Hillary Clinton got what will probably be her last electoral win this primary season yesterday, handing Barack Obama a 68%-32% thrashing in Puerto Rico. She walks away with 38 of the island's 55 electoral votes, but unfortunately for her, Obama gets the other 17, bringing him a lot closer to clinching the nomination. Obama also picked up the endorsements of two more superdelegates yesterday, giving him an overall gain of 19 for the day. Per Democratic Convention Watch, here's a look at where the race now stands:
46 delegates needed to secure nomination
247.5 delegates remaining (31 pledged delegates, 203 superdelegates, 13.5 Edwards delegates)
Barack Obama needs to take 18.6% of the remaining delegates to secure the nomination
There's not a lot of polling for either Montana or South Dakota, but it looks like Obama will win both states. If he gets a simple majority of the remaining 31 pledged delegates in these two states, he'll shave 16 off of his magic number, and he'll need only 30, or less than 15%, of the remaining 216 1/2 superdelegates/Edwards delegates. Hillary's only hope, short of Obama being caught in bed between now and August with a dead woman or live boy, is for a groundswell of outrage to emerge over the whopping two pledged delegates that she lost as part of the ruling to seat Michigan, where Obama wasn't on the ballot at all and would likely have beaten Hillary if he had been.
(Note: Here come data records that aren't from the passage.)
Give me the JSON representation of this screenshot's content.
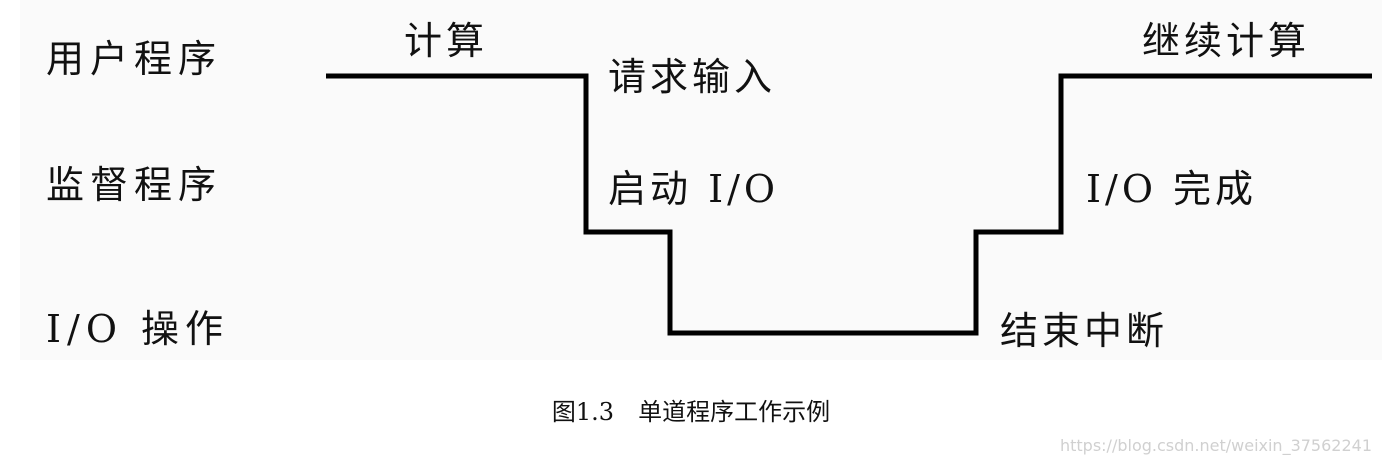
{
  "rows": {
    "user": "用户程序",
    "monitor": "监督程序",
    "io": "I/O 操作"
  },
  "annotations": {
    "compute": "计算",
    "request_input": "请求输入",
    "start_io": "启动 I/O",
    "end_interrupt": "结束中断",
    "io_complete": "I/O 完成",
    "continue_compute": "继续计算"
  },
  "caption": "图1.3　单道程序工作示例",
  "watermark": "https://blog.csdn.net/weixin_37562241",
  "colors": {
    "line": "#000000",
    "text": "#111111",
    "panel": "#fafafa",
    "watermark": "#d0d0d0"
  }
}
In other words, Hillary has no hope whatsoever. Because while there may be superdelegates remaining who are that gullible, there aren't two hundred of them, and that's how many she would need to pull off a win now. From this point forward, anyone nominally giving their support to Hillary Clinton is really giving their support to John McCain, because every day that she clings on to the irrational belief that she can still somehow win is another day closer to the convention that hasn't been spent unifying the party.